Australian Greens Disability Rights spokesperson Senator Jordon Steele-John said today Australia’s inaccessible public transport systems were preventing thousands of disabled Australian’s from accessing work and living independently.

“It is no great surprise to me that so many of the train networks in our major urban areas present significant accessibility issues for disabled people, however this is really only the tip of the iceberg,” Senator Steele-John said.

“Often there is only a single lift which, if broken, can leave people with mobility issues stranded on platforms – this has happened to me at Perth Esplanade Train Station trying to get to my office in the CBD a number of times.

“Quite often there is a gap between the train and station, or platform level is higher or lower than the level of the train.

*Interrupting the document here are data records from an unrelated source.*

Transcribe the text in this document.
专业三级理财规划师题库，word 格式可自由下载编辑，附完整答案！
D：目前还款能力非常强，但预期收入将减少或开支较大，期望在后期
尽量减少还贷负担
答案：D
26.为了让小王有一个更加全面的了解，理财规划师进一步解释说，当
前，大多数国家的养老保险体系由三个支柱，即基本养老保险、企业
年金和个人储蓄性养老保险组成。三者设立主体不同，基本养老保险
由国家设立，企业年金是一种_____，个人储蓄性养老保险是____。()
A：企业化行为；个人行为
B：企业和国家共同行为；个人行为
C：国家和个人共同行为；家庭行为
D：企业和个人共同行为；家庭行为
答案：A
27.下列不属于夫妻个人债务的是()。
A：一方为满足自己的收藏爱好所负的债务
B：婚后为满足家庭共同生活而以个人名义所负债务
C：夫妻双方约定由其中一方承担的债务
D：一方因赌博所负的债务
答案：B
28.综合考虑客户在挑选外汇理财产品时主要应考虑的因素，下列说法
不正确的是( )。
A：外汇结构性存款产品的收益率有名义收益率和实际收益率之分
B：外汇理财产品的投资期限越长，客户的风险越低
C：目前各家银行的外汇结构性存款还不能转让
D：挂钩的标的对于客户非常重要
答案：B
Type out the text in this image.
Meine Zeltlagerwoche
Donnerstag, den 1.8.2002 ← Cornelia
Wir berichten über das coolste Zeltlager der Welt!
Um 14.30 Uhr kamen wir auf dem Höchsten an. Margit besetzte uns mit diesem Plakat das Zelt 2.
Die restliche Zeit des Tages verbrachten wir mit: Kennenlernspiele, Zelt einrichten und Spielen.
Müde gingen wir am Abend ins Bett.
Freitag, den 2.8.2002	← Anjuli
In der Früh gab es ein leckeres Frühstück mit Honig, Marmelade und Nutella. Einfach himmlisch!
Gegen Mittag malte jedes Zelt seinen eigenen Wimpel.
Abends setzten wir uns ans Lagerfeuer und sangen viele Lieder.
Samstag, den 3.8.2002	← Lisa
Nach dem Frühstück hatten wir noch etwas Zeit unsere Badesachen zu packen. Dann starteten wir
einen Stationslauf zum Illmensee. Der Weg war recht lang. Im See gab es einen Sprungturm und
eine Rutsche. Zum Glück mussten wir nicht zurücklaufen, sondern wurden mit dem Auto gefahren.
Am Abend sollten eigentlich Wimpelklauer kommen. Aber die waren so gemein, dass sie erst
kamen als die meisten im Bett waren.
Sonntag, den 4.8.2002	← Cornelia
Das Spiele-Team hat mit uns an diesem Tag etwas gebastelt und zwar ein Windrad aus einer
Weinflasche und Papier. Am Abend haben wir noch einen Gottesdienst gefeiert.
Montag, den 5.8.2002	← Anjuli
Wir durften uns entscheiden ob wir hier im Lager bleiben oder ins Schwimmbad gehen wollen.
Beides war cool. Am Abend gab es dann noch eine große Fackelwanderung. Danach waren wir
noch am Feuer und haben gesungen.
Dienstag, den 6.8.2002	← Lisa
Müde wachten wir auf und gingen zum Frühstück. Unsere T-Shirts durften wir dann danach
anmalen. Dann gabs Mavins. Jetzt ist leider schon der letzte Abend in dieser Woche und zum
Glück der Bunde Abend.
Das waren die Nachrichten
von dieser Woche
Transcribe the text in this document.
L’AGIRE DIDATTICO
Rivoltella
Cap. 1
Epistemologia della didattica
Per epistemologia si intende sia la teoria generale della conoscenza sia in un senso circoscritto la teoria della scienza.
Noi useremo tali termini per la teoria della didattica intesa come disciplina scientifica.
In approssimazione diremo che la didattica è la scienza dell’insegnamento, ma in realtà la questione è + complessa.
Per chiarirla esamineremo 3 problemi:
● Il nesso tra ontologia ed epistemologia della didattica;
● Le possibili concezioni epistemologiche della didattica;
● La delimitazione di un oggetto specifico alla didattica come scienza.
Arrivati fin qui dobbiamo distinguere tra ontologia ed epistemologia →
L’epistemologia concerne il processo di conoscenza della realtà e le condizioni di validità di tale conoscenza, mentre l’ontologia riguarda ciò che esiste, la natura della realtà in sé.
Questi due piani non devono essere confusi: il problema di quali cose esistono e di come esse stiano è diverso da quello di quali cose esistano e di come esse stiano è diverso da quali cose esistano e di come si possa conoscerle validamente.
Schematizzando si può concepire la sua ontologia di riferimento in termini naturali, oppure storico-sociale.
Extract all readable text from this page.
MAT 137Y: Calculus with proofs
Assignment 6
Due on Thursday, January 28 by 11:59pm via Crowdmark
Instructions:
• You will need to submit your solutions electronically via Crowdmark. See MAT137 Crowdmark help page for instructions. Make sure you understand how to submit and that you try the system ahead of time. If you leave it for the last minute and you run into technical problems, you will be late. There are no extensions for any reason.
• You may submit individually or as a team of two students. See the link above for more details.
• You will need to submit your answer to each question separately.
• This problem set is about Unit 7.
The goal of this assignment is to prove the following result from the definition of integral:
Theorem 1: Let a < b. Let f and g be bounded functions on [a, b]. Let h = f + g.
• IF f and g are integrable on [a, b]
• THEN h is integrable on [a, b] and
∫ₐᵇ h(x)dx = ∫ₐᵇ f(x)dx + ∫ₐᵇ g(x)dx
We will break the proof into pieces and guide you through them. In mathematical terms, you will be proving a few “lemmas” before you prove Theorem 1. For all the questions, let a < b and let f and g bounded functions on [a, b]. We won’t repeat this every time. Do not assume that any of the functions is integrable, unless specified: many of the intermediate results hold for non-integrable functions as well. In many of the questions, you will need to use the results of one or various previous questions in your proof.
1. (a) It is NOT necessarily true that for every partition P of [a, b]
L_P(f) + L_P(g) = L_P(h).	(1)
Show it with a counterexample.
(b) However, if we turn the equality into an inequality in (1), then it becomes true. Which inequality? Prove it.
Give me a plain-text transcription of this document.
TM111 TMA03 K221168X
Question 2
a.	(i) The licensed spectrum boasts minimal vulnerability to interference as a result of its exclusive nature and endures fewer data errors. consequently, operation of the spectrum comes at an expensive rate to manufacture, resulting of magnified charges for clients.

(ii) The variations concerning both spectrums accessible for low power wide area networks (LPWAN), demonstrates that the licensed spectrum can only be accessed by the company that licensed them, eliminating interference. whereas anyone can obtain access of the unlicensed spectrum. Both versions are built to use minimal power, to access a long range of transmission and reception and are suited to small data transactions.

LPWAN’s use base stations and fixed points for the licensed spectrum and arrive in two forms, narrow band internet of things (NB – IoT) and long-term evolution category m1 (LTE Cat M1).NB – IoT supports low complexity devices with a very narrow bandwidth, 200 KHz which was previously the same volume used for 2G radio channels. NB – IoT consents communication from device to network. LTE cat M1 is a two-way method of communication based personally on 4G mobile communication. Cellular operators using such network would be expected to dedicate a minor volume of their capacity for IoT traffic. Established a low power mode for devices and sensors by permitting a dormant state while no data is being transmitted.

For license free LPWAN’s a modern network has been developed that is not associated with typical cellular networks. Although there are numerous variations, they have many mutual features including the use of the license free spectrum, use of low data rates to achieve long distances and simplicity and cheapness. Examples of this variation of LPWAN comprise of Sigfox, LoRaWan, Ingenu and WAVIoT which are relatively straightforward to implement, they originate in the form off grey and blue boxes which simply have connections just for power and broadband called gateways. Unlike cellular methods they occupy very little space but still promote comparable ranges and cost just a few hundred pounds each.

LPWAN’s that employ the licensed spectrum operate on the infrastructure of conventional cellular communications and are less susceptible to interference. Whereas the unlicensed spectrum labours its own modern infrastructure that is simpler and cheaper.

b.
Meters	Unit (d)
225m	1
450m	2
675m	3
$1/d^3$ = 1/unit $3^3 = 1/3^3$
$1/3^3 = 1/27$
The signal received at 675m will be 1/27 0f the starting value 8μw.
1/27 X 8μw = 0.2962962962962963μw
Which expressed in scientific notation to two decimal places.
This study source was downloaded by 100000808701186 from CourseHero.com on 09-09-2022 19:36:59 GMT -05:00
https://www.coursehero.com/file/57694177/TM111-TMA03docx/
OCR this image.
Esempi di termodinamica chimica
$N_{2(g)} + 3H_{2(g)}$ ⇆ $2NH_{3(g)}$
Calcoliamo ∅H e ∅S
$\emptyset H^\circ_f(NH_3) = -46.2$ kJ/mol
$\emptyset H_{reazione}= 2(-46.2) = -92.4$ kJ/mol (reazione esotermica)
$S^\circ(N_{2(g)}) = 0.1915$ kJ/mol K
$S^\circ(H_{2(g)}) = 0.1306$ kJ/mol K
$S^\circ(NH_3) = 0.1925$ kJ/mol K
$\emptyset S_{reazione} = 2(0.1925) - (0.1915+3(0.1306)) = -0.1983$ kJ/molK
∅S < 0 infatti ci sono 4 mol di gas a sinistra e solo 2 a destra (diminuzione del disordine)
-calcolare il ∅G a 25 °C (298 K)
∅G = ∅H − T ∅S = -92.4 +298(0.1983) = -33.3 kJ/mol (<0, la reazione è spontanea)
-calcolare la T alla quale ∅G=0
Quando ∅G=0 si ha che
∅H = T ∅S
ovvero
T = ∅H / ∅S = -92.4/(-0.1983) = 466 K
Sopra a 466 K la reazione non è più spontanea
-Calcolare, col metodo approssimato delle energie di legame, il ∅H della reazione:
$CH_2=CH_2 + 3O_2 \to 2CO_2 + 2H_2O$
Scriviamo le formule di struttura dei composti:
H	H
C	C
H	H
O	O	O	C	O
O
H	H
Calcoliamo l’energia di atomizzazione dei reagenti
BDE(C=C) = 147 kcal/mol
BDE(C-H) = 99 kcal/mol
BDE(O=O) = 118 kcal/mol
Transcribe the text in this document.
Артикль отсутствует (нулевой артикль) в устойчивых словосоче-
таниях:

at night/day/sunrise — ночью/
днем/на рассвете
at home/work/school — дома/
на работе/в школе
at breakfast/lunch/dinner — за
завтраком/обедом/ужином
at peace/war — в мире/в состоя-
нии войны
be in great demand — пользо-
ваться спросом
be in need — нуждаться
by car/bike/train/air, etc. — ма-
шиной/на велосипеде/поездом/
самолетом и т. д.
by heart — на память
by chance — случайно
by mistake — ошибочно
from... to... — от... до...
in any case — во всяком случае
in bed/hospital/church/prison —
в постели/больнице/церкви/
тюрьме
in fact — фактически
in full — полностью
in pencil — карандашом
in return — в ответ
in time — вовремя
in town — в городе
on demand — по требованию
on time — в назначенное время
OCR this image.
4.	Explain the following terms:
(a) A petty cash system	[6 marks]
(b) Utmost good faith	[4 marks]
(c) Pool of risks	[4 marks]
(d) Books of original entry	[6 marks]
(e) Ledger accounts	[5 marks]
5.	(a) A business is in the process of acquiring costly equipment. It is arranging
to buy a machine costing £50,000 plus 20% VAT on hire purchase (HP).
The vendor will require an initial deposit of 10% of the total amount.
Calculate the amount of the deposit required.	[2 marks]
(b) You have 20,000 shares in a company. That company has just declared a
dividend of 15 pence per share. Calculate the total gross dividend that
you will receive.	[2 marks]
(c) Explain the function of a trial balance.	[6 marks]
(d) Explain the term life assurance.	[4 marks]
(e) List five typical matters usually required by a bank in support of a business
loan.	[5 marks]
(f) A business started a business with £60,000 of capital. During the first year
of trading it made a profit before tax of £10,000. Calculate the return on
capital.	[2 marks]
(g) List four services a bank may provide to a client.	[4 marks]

These may not be an obstacle for most people but for many disabled Australians they make using public transport unsafe.

“And there are also significant issues with other forms of public transport, such as our bus and tram systems.

“I know in my home state of WA less than 30% of all bus stops are accessible to people with mobility issues, and whilst they are in the process of updating them the process is not expected to be completed until I am 40 years old, in 2034!

“Melbourne has a similar problem with it tram system; because you often have to access the tram from the road, people with mobility issues are completely discriminated against using that form of public transport.

“It's time to talk about disability differently. It's time to build our places and spaces differently, change attitudes and recognise that we are all different and unique.

“Inaccessibility in our built environment is discrimination. I want to see that change as a matter of priority so that disabled Australians can have the same quality of life and the same independence as the rest of us.”